Gegenwind für Garzón
Garzón spricht von einem systematischen Plan zur Vernichtung des politischen Gegners und Verbrechen gegen die Menschlichkeit. Auf der Suche nach tausenden verschwundenen Hinrichtungsopfern ordnete er auch die Öffnung von 19 Massengräbern an, darunter auch jenes, in dem die Überreste Lorcas vermutet werden.
Garzóns Aktion spaltet das Land. Applaus bekommt der Richter vor allem aus dem linken Lager.
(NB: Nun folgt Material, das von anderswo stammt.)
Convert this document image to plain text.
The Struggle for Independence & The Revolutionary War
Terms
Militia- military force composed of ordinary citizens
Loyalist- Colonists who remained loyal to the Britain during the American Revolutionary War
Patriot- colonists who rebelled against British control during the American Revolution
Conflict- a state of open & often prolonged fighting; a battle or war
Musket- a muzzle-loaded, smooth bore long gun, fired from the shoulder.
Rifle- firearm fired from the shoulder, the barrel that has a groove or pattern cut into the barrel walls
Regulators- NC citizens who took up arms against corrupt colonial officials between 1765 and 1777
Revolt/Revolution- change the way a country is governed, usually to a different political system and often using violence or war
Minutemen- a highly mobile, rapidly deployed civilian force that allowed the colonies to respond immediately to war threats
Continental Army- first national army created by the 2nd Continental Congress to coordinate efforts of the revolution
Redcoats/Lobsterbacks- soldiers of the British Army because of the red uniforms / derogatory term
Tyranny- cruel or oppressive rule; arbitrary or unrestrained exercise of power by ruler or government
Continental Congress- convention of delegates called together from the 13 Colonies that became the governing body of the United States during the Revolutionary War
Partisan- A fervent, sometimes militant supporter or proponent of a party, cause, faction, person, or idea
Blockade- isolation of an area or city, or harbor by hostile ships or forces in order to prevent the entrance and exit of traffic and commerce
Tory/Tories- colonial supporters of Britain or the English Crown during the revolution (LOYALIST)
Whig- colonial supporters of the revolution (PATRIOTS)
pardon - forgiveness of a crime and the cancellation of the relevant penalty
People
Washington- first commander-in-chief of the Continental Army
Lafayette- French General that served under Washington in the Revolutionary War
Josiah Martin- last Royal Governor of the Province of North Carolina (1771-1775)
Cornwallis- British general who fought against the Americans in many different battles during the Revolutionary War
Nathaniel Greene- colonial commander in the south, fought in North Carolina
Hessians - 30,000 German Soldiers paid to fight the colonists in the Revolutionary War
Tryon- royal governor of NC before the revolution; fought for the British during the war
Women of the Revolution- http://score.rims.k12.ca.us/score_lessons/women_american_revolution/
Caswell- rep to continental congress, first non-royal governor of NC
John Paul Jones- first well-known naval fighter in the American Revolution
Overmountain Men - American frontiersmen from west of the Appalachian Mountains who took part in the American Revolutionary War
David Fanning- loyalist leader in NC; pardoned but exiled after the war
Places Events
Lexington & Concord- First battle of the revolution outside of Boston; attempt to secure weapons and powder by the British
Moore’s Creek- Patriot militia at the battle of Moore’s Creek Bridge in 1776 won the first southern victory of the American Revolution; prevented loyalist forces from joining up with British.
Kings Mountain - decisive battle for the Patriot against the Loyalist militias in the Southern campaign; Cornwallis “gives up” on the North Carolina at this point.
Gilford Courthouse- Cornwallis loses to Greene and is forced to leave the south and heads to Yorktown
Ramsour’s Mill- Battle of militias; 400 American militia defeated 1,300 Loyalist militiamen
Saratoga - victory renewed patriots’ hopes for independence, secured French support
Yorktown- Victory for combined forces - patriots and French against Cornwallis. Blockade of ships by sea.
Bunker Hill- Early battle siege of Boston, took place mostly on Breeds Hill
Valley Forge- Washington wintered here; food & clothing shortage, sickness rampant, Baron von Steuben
Konservative Kreise und auch die katholische Kirche, die einst auf Seiten Francos stand, wirft dem Richter vor, ohne Not "alte Wunden zu öffnen". Auch die Person des Richters selbst steht in der Kritik. Ihm werden Geltungssucht und Eitelkeit vorgeworfen.
Juristisch steht Garzóns Vorhaben auf wackeligen Füßen. Staatsanwalt Javier Zaragoza, der 20 Jahre lang eng mit Garzón zusammengearbeitet hat, erklärte, bei den damaligen Ermordungen handele es sich im Prinzip nicht um "Verbrechen gegen die Menschlichkeit", sondern um gewöhnliche Straftaten. Deshalb sei Garzón nicht zuständig. Offenbar ist inzwischen die Freundschaft zwischen Garzón und Zaragoza zerrüttet. Jetzt muss das Oberste Gericht entscheiden, ob Garzón fortfahren darf.